The rebate program could help to upgrade up to 1.6 million homes nationwide and install up to 500,000 heat pumps, according to a White House fact sheet. Harris estimated the savings per household at $500 a year; the Department of Energy said savings nationwide could reach $1 billion annually.
The DOE announcement provided more details on the funding, along with a list of allocations going to the states, ranging from more than $690 million for Texas to $59.4 million for the District of Columbia. Another $225 million is earmarked for a “high efficiency home rebate program” for tribal communities.
But those savings will likely not come this winter. Wednesday’s announcement allows states to “access information about their allocated funding and … begin planning programs to distribute relief to families, using these funds,” according to the White House.
The DOE release laid out a series of steps that will be taken prior to any actual distribution of funds.

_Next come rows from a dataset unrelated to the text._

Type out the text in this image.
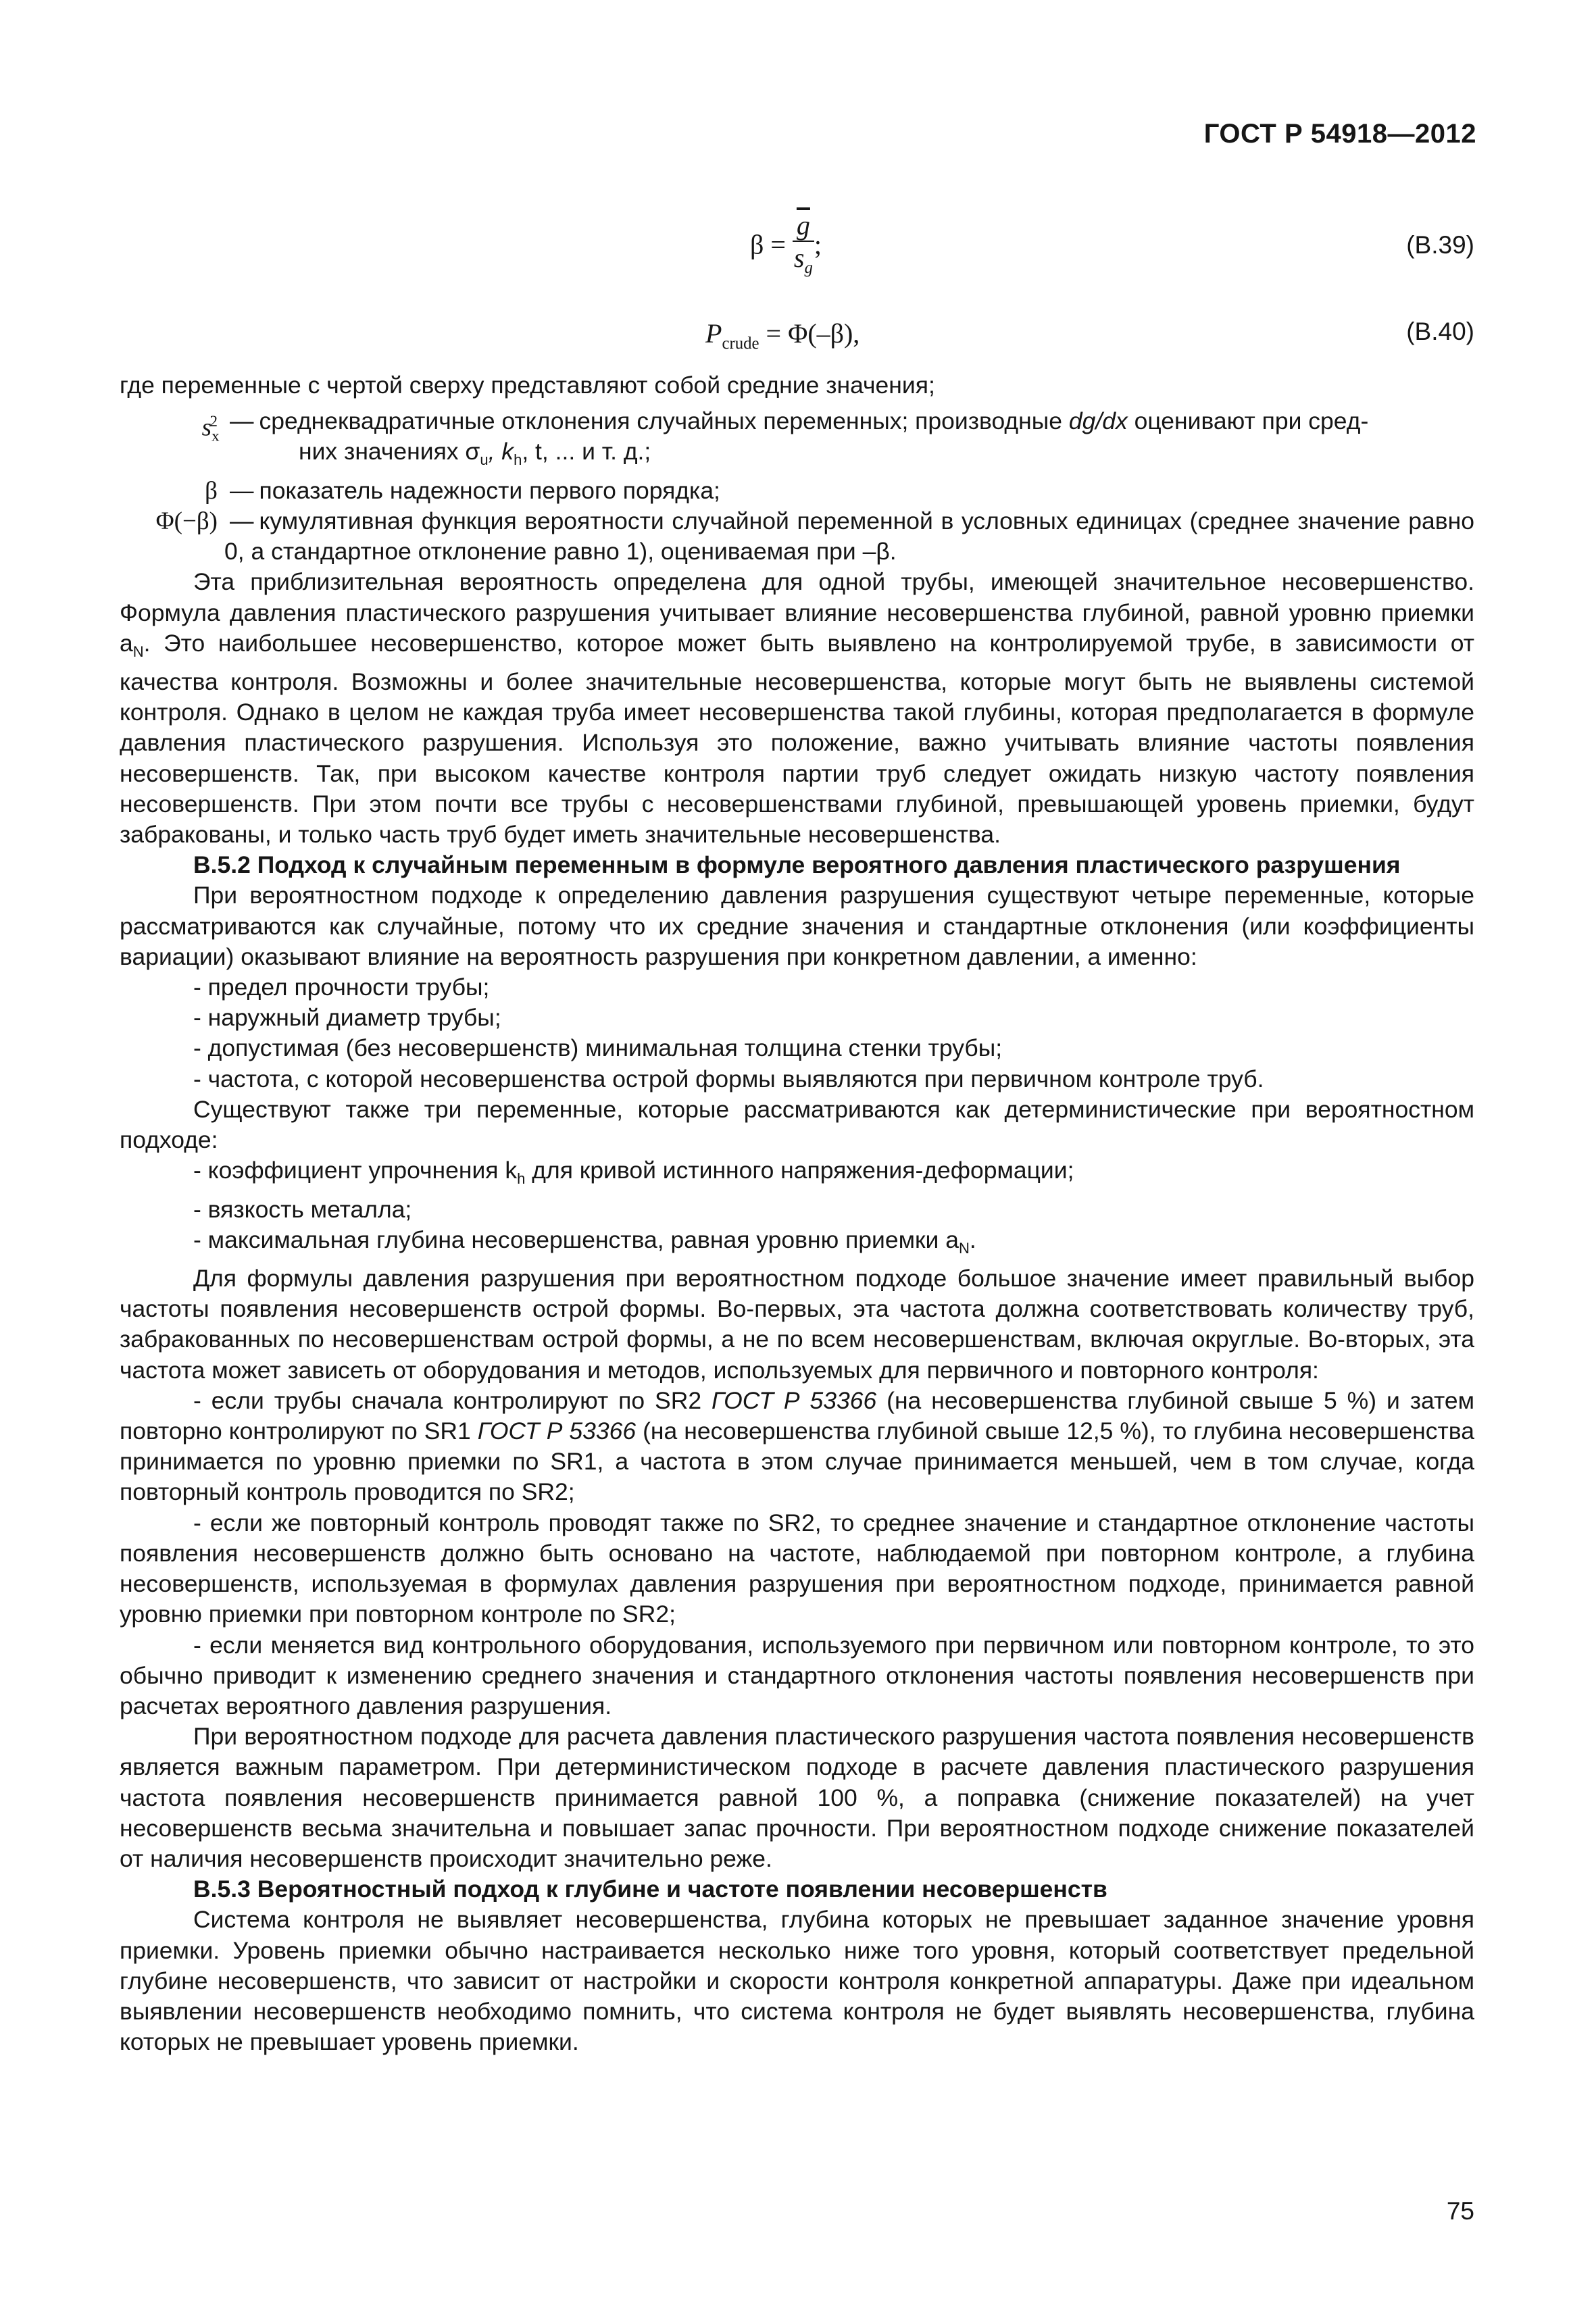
ГОСТ Р 54918—2012
$\beta = \frac{\overline{g}}{s_g}$ ;	(В.39)
$P_{crude} = \Phi(-\beta)$,	(В.40)

где переменные с чертой сверху представляют собой средние значения;

$s_x^2$ — среднеквадратичные отклонения случайных переменных; производные dg/dx оценивают при сред-
них значениях $\sigma_u$, $k_h$, t, ... и т. д.;
β — показатель надежности первого порядка;
Φ(−β) — кумулятивная функция вероятности случайной переменной в условных единицах (среднее значение равно 0, а стандартное отклонение равно 1), оцениваемая при –β.

Эта приблизительная вероятность определена для одной трубы, имеющей значительное несовершенство. Формула давления пластического разрушения учитывает влияние несовершенства глубиной, равной уровню приемки $a_N$. Это наибольшее несовершенство, которое может быть выявлено на контролируемой трубе, в зависимости от качества контроля. Возможны и более значительные несовершенства, которые могут быть не выявлены системой контроля. Однако в целом не каждая труба имеет несовершенства такой глубины, которая предполагается в формуле давления пластического разрушения. Используя это положение, важно учитывать влияние частоты появления несовершенств. Так, при высоком качестве контроля партии труб следует ожидать низкую частоту появления несовершенств. При этом почти все трубы с несовершенствами глубиной, превышающей уровень приемки, будут забракованы, и только часть труб будет иметь значительные несовершенства.

В.5.2 Подход к случайным переменным в формуле вероятного давления пластического разрушения

При вероятностном подходе к определению давления разрушения существуют четыре переменные, которые рассматриваются как случайные, потому что их средние значения и стандартные отклонения (или коэффициенты вариации) оказывают влияние на вероятность разрушения при конкретном давлении, а именно:

- предел прочности трубы;

- наружный диаметр трубы;

- допустимая (без несовершенств) минимальная толщина стенки трубы;

- частота, с которой несовершенства острой формы выявляются при первичном контроле труб.

Существуют также три переменные, которые рассматриваются как детерминистические при вероятностном подходе:

- коэффициент упрочнения $k_h$ для кривой истинного напряжения-деформации;

- вязкость металла;

- максимальная глубина несовершенства, равная уровню приемки $a_N$.

Для формулы давления разрушения при вероятностном подходе большое значение имеет правильный выбор частоты появления несовершенств острой формы. Во-первых, эта частота должна соответствовать количеству труб, забракованных по несовершенствам острой формы, а не по всем несовершенствам, включая округлые. Во-вторых, эта частота может зависеть от оборудования и методов, используемых для первичного и повторного контроля:

- если трубы сначала контролируют по SR2 ГОСТ Р 53366 (на несовершенства глубиной свыше 5 %) и затем повторно контролируют по SR1 ГОСТ Р 53366 (на несовершенства глубиной свыше 12,5 %), то глубина несовершенства принимается по уровню приемки по SR1, а частота в этом случае принимается меньшей, чем в том случае, когда повторный контроль проводится по SR2;

- если же повторный контроль проводят также по SR2, то среднее значение и стандартное отклонение частоты появления несовершенств должно быть основано на частоте, наблюдаемой при повторном контроле, а глубина несовершенств, используемая в формулах давления разрушения при вероятностном подходе, принимается равной уровню приемки при повторном контроле по SR2;

- если меняется вид контрольного оборудования, используемого при первичном или повторном контроле, то это обычно приводит к изменению среднего значения и стандартного отклонения частоты появления несовершенств при расчетах вероятного давления разрушения.

При вероятностном подходе для расчета давления пластического разрушения частота появления несовершенств является важным параметром. При детерминистическом подходе в расчете давления пластического разрушения частота появления несовершенств принимается равной 100 %, а поправка (снижение показателей) на учет несовершенств весьма значительна и повышает запас прочности. При вероятностном подходе снижение показателей от наличия несовершенств происходит значительно реже.

В.5.3 Вероятностный подход к глубине и частоте появлении несовершенств

Система контроля не выявляет несовершенства, глубина которых не превышает заданное значение уровня приемки. Уровень приемки обычно настраивается несколько ниже того уровня, который соответствует предельной глубине несовершенств, что зависит от настройки и скорости контроля конкретной аппаратуры. Даже при идеальном выявлении несовершенств необходимо помнить, что система контроля не будет выявлять несовершенства, глубина которых не превышает уровень приемки.

75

A series of “listening sessions” with states and “a wide array of stakeholders” will be held over the next three months, followed by a request for information early in 2023. DOE is targeting spring 2023 for getting the money to the states, with the public receiving rebates later in the year.
“States will have greater resources to meet their consumers’ needs and more rapidly achieve home electrification on the path to a net-zero emissions economy,” Energy Secretary Jennifer Granholm said in the release.
The rebate program is aimed at helping moderate- and low-income families with the upfront costs of energy efficiency improvements, Harris said.
The Details
The funding is divided between two programs: one providing home energy performance-based rebates and a second with rebates for high-efficiency home electrification, according to DOE.
For the performance-based rebates, homes that reduce energy use by 20% will be eligible for $2,000 in rebates, while a 35% cut in energy use will qualify for up to $4,000 in rebates. Those maximums will double for retrofits for low- and moderate-income households.
The rebates available for a high-efficiency electric home top out at $14,000 per household, with a $8,000 cap for a heat pump and $1,750 for a heat pump water heater, with all rebates paid at point of sale. Electric stoves and clothes dryers will also be eligible for rebates, as well as insulation and sealing measures.
The high-efficiency home rebates will also be based on family income relative to an area’s median income. A family earning 80% to 150% of the median income would qualify for rebates covering 50% of the cost of a specific upgrade, while households earning 80% or less of the median would receive a 100% rebate.
RACER
DOE also announced on Wednesday $43 million in funding for 23 projects that will “help communities plan their transition to a clean energy future and improve grid reliability and security.”
Most of the money will go to 20 projects under the Renewables Advancing Community Energy Resilience (RACER) program, which DOE said “seeks to enable communities to utilize solar and solar-plus-storage solutions to prevent disruptions in power caused by extreme weather and other events.”
For example, the Virginia Department of Energy is receiving $1 million for a project that “will identify opportunities to use distributed energy resources like solar-plus-storage in 10 different locations [in Southwestern Virginia] to maximize the benefits of energy resiliency infrastructure for disaster response needs.”
According to figures from the National Oceanic and Atmospheric Administration, the U.S. has sustained 15 extreme weather events with losses exceeding $1 billion each. Total costs are estimated at $30 billion, with “significant economic effects on the areas impacted,” DOE said.
The other three projects will focus on “building tools to help communities better evaluate and benefit from local energy resources,” DOE said. “Researchers will develop and share planning methodologies, tools, technologies and best practices that can be replicated in communities across the country as they work to install clean energy and strengthen grid infrastructure.”
“Knowledge is power, especially when it comes to giving local communities the tools to understand and make informed decisions about their own energy supply and needs,” Granholm said. “These critical projects will help deliver reliable, affordable energy to every pocket of America — strengthening the safety and resiliency of communities across the nation.”